In [None]:
#import findspark
import pyspark

#findspark.init()

spark = pyspark.sql.SparkSession.builder \
        .master('local') \
        .appName('Aggregates with PySpark') \
        .getOrCreate()

sc = spark.sparkContext

# Aggregates

In this notebook we will be using data from the [UCI Machine Learning Repository](https://archive.ics.uci.edu/ml/datasets/Online%20Retail).  
We'll actually use [this version](https://www.kaggle.com/carrie1/ecommerce-data) of the dataset for convenience reasons (csv format).

In [None]:
from pathlib import Path
INPUT_PATH = Path(*['..'] * 3, 'input', 'Online-Retail-Dataset')
filename = 'data.csv'
filepath = INPUT_PATH / filename
filepath

In [None]:
sales = spark.read.format("csv").options(inferSchema=True, header=True).load("dbfs:/FileStore/shared_uploads/thibaudchevrier@gmail.com/data.csv")
sales.printSchema()
print("Shape:", (sales.count(), len(sales.columns)))
sales.show(5)

Before we get started, let's import PySpark's SQL functions.

In [None]:
from pyspark.sql import functions as F

We're **ready to roll!**

What's the type of `sales.groupBy('CustomerID')`?

In [None]:
type(sales.groupBy('CustomerID'))

A `GroupedData`, here's the link to the [documentation](https://spark.apache.org/docs/2.1.0/api/python/pyspark.sql.html#pyspark.sql.GroupedData).
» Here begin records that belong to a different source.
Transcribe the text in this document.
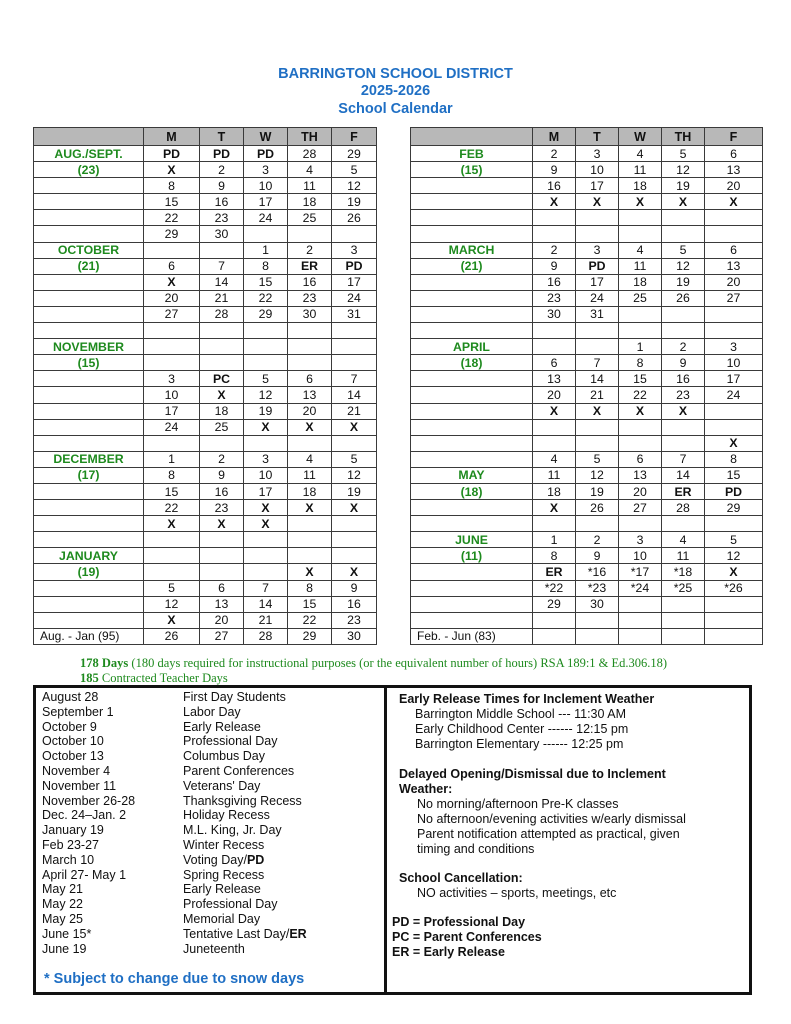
BARRINGTON SCHOOL DISTRICT
2025-2026
School Calendar
	M	T	W	TH	F
AUG./SEPT.	PD	PD	PD	28	29
(23)	X	2	3	4	5
	8	9	10	11	12
	15	16	17	18	19
	22	23	24	25	26
	29	30			
OCTOBER			1	2	3
(21)	6	7	8	ER	PD
	X	14	15	16	17
	20	21	22	23	24
	27	28	29	30	31

NOVEMBER					
(15)					
	3	PC	5	6	7
	10	X	12	13	14
	17	18	19	20	21
	24	25	X	X	X

DECEMBER	1	2	3	4	5
(17)	8	9	10	11	12
	15	16	17	18	19
	22	23	X	X	X
	X	X	X		

JANUARY					
(19)				X	X
	5	6	7	8	9
	12	13	14	15	16
	X	20	21	22	23
Aug. - Jan (95)	26	27	28	29	30
	M	T	W	TH	F
FEB	2	3	4	5	6
(15)	9	10	11	12	13
	16	17	18	19	20
	X	X	X	X	X

MARCH	2	3	4	5	6
(21)	9	PD	11	12	13
	16	17	18	19	20
	23	24	25	26	27
	30	31			

APRIL			1	2	3
(18)	6	7	8	9	10
	13	14	15	16	17
	20	21	22	23	24
	X	X	X	X	

					X
	4	5	6	7	8
MAY	11	12	13	14	15
(18)	18	19	20	ER	PD
	X	26	27	28	29

JUNE	1	2	3	4	5
(11)	8	9	10	11	12
	ER	*16	*17	*18	X
	*22	*23	*24	*25	*26
	29	30			

Feb. - Jun (83)					
178 Days (180 days required for instructional purposes (or the equivalent number of hours) RSA 189:1 & Ed.306.18)
185 Contracted Teacher Days
* Subject to change due to snow days
August 28	First Day Students
September 1	Labor Day
October 9	Early Release
October 10	Professional Day
October 13	Columbus Day
November 4	Parent Conferences
November 11	Veterans' Day
November 26-28	Thanksgiving Recess
Dec. 24–Jan. 2	Holiday Recess
January 19	M.L. King, Jr. Day
Feb 23-27	Winter Recess
March 10	Voting Day/PD
April 27- May 1	Spring Recess
May 21	Early Release
May 22	Professional Day
May 25	Memorial Day
June 15*	Tentative Last Day/ER
June 19	Juneteenth
Early Release Times for Inclement Weather
Barrington Middle School --- 11:30 AM
Early Childhood Center ------ 12:15 pm
Barrington Elementary ------ 12:25 pm
Delayed Opening/Dismissal due to Inclement
Weather:
No morning/afternoon Pre-K classes
No afternoon/evening activities w/early dismissal
Parent notification attempted as practical, given
timing and conditions
School Cancellation:
NO activities – sports, meetings, etc
PD = Professional Day
PC = Parent Conferences
ER = Early Release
We'll go through what we can do with this.

Compute the average of all numeric columns with `.avg()`

In [None]:
sales.groupBy('CustomerID').avg().show(5)

`.mean()` is an alias to `.avg()`

In [None]:
sales.groupBy('CustomerID').mean().show()

`.sum()`

In [None]:
sales.groupBy('customerID').sum().show(5)
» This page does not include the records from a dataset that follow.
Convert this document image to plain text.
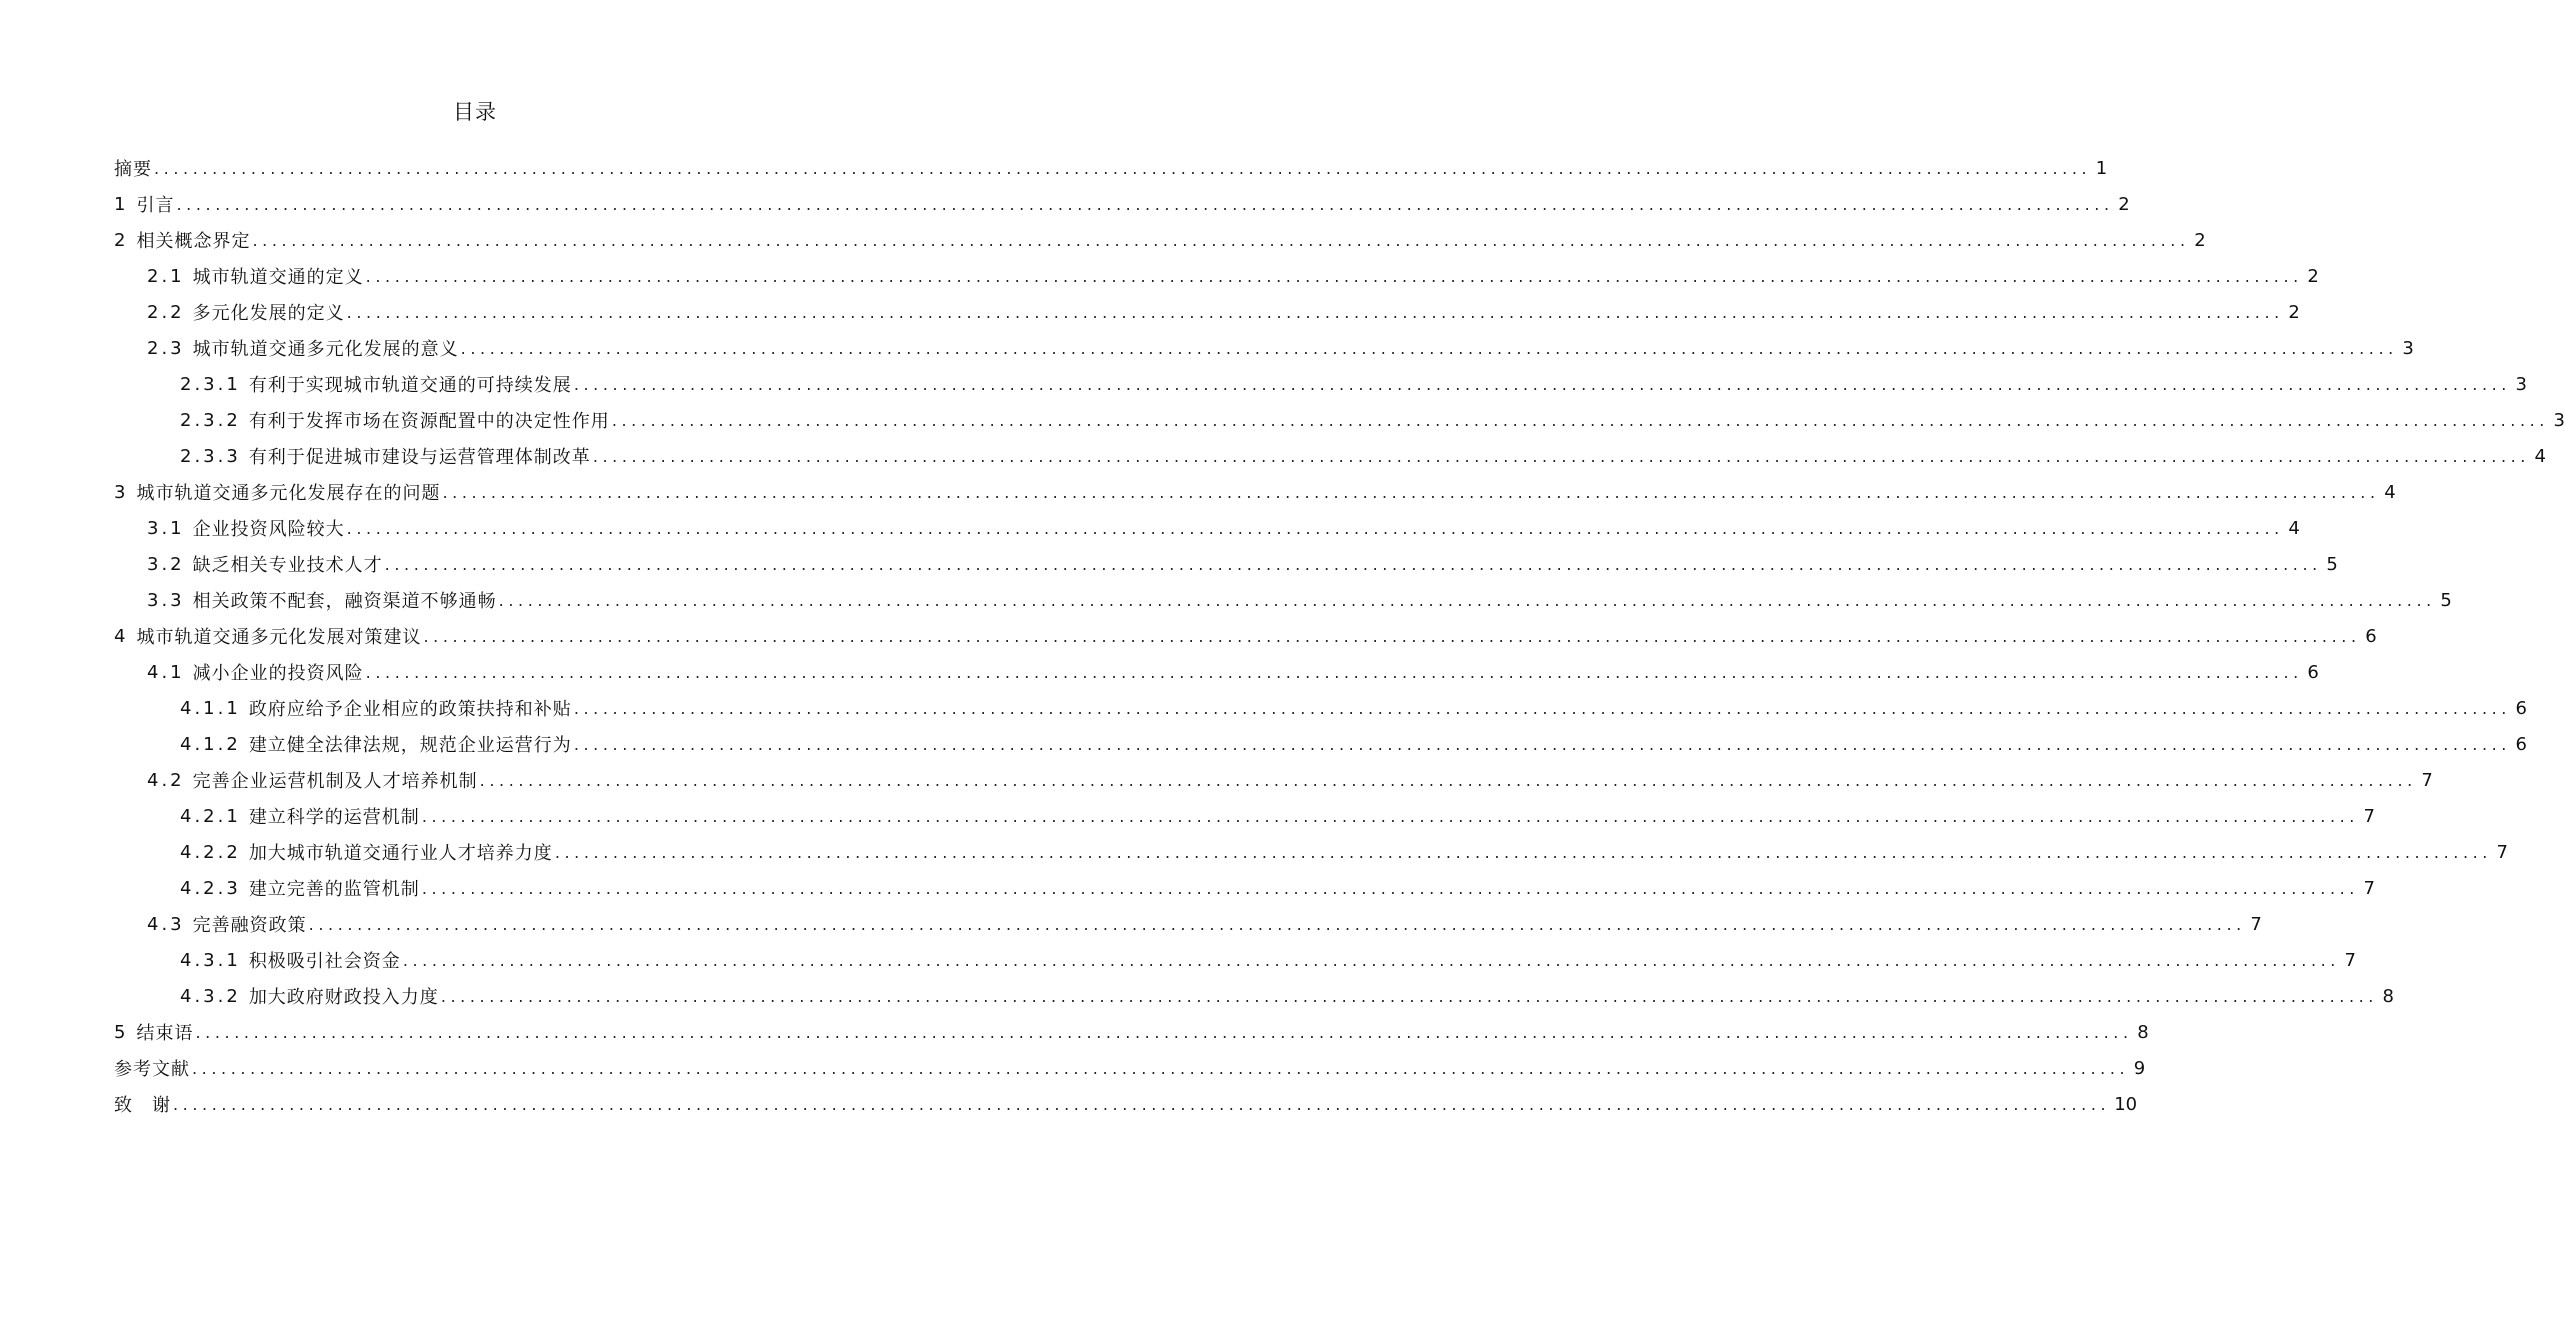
目录
摘要 ........................................................................................................................................................................................................ 1
1 引言 ........................................................................................................................................................................................................ 2
2 相关概念界定 ........................................................................................................................................................................................................ 2
2.1 城市轨道交通的定义 ........................................................................................................................................................................................................ 2
2.2 多元化发展的定义 ........................................................................................................................................................................................................ 2
2.3 城市轨道交通多元化发展的意义 ........................................................................................................................................................................................................ 3
2.3.1 有利于实现城市轨道交通的可持续发展 ........................................................................................................................................................................................................ 3
2.3.2 有利于发挥市场在资源配置中的决定性作用 ........................................................................................................................................................................................................ 3
2.3.3 有利于促进城市建设与运营管理体制改革 ........................................................................................................................................................................................................ 4
3 城市轨道交通多元化发展存在的问题 ........................................................................................................................................................................................................ 4
3.1 企业投资风险较大 ........................................................................................................................................................................................................ 4
3.2 缺乏相关专业技术人才 ........................................................................................................................................................................................................ 5
3.3 相关政策不配套，融资渠道不够通畅 ........................................................................................................................................................................................................ 5
4 城市轨道交通多元化发展对策建议 ........................................................................................................................................................................................................ 6
4.1 减小企业的投资风险 ........................................................................................................................................................................................................ 6
4.1.1 政府应给予企业相应的政策扶持和补贴 ........................................................................................................................................................................................................ 6
4.1.2 建立健全法律法规，规范企业运营行为 ........................................................................................................................................................................................................ 6
4.2 完善企业运营机制及人才培养机制 ........................................................................................................................................................................................................ 7
4.2.1 建立科学的运营机制 ........................................................................................................................................................................................................ 7
4.2.2 加大城市轨道交通行业人才培养力度 ........................................................................................................................................................................................................ 7
4.2.3 建立完善的监管机制 ........................................................................................................................................................................................................ 7
4.3 完善融资政策 ........................................................................................................................................................................................................ 7
4.3.1 积极吸引社会资金 ........................................................................................................................................................................................................ 7
4.3.2 加大政府财政投入力度 ........................................................................................................................................................................................................ 8
5 结束语 ........................................................................................................................................................................................................ 8
参考文献 ........................................................................................................................................................................................................ 9
致　谢 ........................................................................................................................................................................................................ 10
We can select a specific column

In [None]:
sales.groupBy('customerID').mean('Quantity').show(5)

or more

In [None]:
sales.groupBy('customerID').mean('Quantity', 'UnitPrice').show(5)

Won't work with a list, a tuple or a generator.  
These need to be ***unpacked**.

In [None]:
# This will fail without unpacking
sales.groupBy('customerID').sum(*('Quantity', 'UnitPrice')).show(5)

`count()` is a bit different, it doesn't apply to any column, it count the number of rows in the DataFrame.  
This is different from pandas, where `.count()` count the number of non-null values.

In [None]:
sales.groupBy('customerID').count().show(5)

Other aggregation functions include: `.max()`, `.min()` and `.pivot()`.

And a last one: `.agg()`. This one is a bit meta, it will compute the aggregate of a function given as parameter.  
From the [Documentation](https://spark.apache.org/docs/2.1.0/api/python/pyspark.sql.html#pyspark.sql.GroupedData.agg)

> The available aggregate functions are `avg`, `max`, `min`, `sum`, `count`.

1. If exprs is a single dict mapping from string to string, then the key is the column to perform aggregation on, and the value is the aggregate function.

In [None]:
agg_dict = {'Quantity': 'mean', 'UnitPrice': 'sum'}
sales.groupBy('customerId').agg(agg_dict).show(5)

Can use `'*'` if calling `.count()`. But not with others.

In [None]:
sales.groupBy('customerId').agg({'*': 'count'}).show(5)

2. Alternatively, exprs can also be a "list" of aggregate Column expressions.  
This requires ***unpacking**

In [None]:
agg_exprs = [F.mean('Quantity'), F.sum('UnitPrice')]
sales.groupBy('customerId').agg(*agg_exprs).show()

Now, you can alias, and that's because `.alias()` also returns a _Column Expression_.

In [None]:
type(F.mean('Quantity').alias('meanQuantity'))

In [None]:
agg_exprs = [F.mean('Quantity'), F.sum('UnitPrice')]
sales.groupBy('customerId').agg(
    F.mean('Quantity').alias('meanQuantity'),
    F.sum('UnitPrice').alias('totalPrice')
).show(5)